Ironically, causing offense and taking offence has the same root cause — self-centeredness. This is easy to see in people who routinely cause offense. Their behavior is generally perceived to be rude, abrasive, and inconsiderate with the ulterior motive of elevating or furthering themselves in some way by putting others down. But it is equally true in those with perpetual hurt feelings who tend to be hypersensitive and self-pitying that their priority is themselves. A propensity to be personally offended almost always has at its heart, self-centeredness; hence, familiar self-pitying, self-centric statements like: "she was mean to me...I was overlooked...did you see how she looked at me?...I'm not appreciated...I never get the recognition I deserve...nobody likes me...no one cares about me...etc...etc."
Since self-centeredness is the root cause of all offense — both giving and taking offense — the solution is identical for both offense-causers and offense-takers. The Bible tells us we must die to self so that we can live to Christ (Galatians 2:20). Putting the self to death is key to letting go of hypersensitivity, touchiness, and being easily offended. We follow Christ by daily taking up our cross (Luke 9:23), willingly relinquishing our selfish "rights" and "claims," and committing our way to Him. The old nature, the self, is the tool Satan accesses to manipulate and oppress us through sin (Ephesians 2:2-3). Although it is impossible to control what others say and do to you (thereby creating an artificial environment where your feelings never get hurt), as a Christian, it is possible to control your capacity to allow your feelings to be hurt by deliberately and daily putting to death the old self nature that offense so readily feeds on.

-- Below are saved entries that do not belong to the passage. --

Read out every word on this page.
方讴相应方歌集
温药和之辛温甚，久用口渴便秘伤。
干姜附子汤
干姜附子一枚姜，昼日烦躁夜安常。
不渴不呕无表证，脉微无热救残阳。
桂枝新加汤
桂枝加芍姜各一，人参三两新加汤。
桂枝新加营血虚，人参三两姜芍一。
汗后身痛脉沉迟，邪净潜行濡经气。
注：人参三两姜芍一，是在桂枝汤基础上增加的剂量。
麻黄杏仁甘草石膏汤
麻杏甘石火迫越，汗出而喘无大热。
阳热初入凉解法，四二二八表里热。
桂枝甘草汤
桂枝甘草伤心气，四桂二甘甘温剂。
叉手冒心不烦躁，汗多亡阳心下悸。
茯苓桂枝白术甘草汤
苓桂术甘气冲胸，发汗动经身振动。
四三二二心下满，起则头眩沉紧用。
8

From my own personal experience, I can tell you that most of the time I have gotten my feelings hurt it came as a direct result of becoming disillusioned with some other person, usually someone I trusted and was close to, and was therefore deeply disappointed when they let me down in some unexpected way. It is useful to remind ourselves that putting high expectations on other people who are just as fallible as we are will only ever end in disappointment. Because all mankind is born with a sin nature (Romans 3:23), every person alive will eventually fall short of our expectations and let us down. The Bible teaches that our hope and expectation should be in the Lord, not in other sinners like us. Psalm 62:5-6 says, "For God alone, O my soul, wait in silence, for my hope is from Him. He alone is my rock and my salvation, my fortress; I shall not be shaken." Putting our hope in God realigns our priorities and refocuses our attention off ourselves, our feelings, our tendencies to obsess and over-analyze, as well as off others and their outrageous treatment of us, and back onto the One — the only One — who is worthy of our hope, expectation, and trust. In other words, the cure for being easily hurt and offended by others is to draw closer to Christ.
I would encourage you that you are by no means alone with this problem. I would hazard to guess that all people, even Christians, struggle with harboring grudges and trying to get to a place where they can forgive and get past feelings of resentment towards others. I certainly have and do. But I have also found that when I am resting in Christ, trusting in Him, meditating on Him and His Word, I have peace with others — a peace that is not dependent on what they do or don't do to me, or say or don't say to me, but is instead a natural outworking or byproduct of my relationship with God. It is no accident that when Jesus identified the greatest commandment, He started with a loving relationship with the Lord; and only then, successive to that, came a loving relationship with other human beings (Matthew 22:36-40). The second originates in, depends upon, and flows out of the first.